The panel had tabled an interim report on the country’s sanctions status.
“The Ministry of Petroleum has not ended the practice of pre-sale financing arrangements for South Sudanese oil, despite the recommendations of the IMF,” the report drafted in November, but made public this week, shows.
“The Panel was unable to verify the financial liabilities of the government related to oil advances, cargoes and repayment terms because the government has not released current data on oil sales or published its marketing report, in accordance with the stipulations in the [Peace] Agreement on transparency and accountability.”
A statement from the Petroleum Ministry, however, indicated that the government has released its seventh annual report detailed financial situation on oil production, which it argued will promote openness and transparency.
“We are trying to increase transparency in the country’s oil and gas sector, specifically concerning the financial aspects.
“The Ministry of Petroleum has produced this journal which will provide all the information about our production, sales, and even the environment. We include all the opportunities in South Sudan regarding refineries, pipelines and other facilities. All this information is now available, and everyone will have access to it,” the statement said.
The report says South Sudan authorities are now in charge of all oil operations. “The Ministry of Petroleum is dedicated to forming an institutional structure and establishing business relationships in an open and transparent manner.”

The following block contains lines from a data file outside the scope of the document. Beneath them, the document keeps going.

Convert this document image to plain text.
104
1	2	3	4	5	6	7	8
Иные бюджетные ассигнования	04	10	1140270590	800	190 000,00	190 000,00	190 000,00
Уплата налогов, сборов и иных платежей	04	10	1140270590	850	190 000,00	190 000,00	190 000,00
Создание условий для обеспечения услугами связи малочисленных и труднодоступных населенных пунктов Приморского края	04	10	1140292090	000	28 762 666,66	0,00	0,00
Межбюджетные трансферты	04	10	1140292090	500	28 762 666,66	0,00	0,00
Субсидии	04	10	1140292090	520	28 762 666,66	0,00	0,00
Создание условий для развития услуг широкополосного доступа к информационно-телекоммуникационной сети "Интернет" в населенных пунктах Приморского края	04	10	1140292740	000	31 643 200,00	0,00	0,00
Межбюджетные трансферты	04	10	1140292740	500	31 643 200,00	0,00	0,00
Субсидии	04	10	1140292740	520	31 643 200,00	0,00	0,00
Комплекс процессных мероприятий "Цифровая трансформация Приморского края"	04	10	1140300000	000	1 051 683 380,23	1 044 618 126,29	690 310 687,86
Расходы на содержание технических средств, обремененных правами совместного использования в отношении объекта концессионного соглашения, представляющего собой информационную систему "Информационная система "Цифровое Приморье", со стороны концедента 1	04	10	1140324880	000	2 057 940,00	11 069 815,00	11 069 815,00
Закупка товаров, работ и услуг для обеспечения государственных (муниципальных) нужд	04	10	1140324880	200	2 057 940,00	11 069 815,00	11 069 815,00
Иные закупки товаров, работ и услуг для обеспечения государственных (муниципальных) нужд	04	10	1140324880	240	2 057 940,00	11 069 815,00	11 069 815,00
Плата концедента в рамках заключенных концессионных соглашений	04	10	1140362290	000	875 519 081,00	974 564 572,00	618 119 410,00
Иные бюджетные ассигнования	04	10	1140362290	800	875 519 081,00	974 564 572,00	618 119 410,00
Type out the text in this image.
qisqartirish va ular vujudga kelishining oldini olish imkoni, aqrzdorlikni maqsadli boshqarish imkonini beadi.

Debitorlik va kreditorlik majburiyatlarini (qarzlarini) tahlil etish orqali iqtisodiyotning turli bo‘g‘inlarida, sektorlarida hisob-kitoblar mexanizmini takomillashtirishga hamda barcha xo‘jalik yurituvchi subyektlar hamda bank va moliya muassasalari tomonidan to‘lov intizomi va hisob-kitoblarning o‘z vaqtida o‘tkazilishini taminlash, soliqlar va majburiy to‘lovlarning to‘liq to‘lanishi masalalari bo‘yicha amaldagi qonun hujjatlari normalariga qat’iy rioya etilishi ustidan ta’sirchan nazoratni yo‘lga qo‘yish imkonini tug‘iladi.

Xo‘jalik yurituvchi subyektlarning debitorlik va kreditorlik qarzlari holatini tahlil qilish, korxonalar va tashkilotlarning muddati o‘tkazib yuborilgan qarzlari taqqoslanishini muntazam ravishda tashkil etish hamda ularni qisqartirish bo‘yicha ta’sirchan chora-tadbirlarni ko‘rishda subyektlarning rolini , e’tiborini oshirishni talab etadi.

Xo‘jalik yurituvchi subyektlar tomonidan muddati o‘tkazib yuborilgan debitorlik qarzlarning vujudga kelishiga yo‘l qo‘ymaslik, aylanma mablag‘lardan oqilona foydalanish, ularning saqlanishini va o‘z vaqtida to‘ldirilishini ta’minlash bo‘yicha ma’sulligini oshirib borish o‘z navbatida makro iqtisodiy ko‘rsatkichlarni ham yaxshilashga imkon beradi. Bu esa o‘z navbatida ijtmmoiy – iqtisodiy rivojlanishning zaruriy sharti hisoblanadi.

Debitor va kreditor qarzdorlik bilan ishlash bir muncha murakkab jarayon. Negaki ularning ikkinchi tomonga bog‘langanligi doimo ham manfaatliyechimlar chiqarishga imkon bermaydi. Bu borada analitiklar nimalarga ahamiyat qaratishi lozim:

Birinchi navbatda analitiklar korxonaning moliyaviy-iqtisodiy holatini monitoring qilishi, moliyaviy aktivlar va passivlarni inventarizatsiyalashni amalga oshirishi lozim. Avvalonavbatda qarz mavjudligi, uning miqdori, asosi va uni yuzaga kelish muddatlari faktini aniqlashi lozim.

“Transparency in marketing is the cornerstone to growing a new international customer base mandated to conform to the highest ethical standards, and to ensure oil revenue cash flows are conducted through proper channels.”
The Ministry said it will in future be providing press releases recent sales and production volumes, crude oil revenues, tariff and assistance fee payments to Sudan as well as other relevant marketing data.
Claims of oil revenue diversion aren’t new though. Last year, President Salva Kiir opened an inquiry into the crude oil pre-sale arrangements after he fired then Oil Minister Ezekiel Lol Gatkuoth, replacing him with Awow Daniel Chuang. Those findings were yet to be made public.
“The previous government has been selling oil in advance and there has been huge corruption in the oil sector as a whole,” said James Oryema, representative of the Sudan People’s Liberation Movement-In Opposition (SPLM-IO) which forms part of the new administration.
“We want the oil revenues to be made transparent and the sale of oil in advance to stop. We would also like to see an environmental audit carried out because the sector has serious pollution issues.”
President Salva Kiir is yet to name his full Cabinet, and all the former ministers relinquished their posts last week. But being the world’s most oil-dependent country (according to the World Bank), revenues from petro sales could account for a large portion of its budget. The transitional government needs at least $100 million to start running.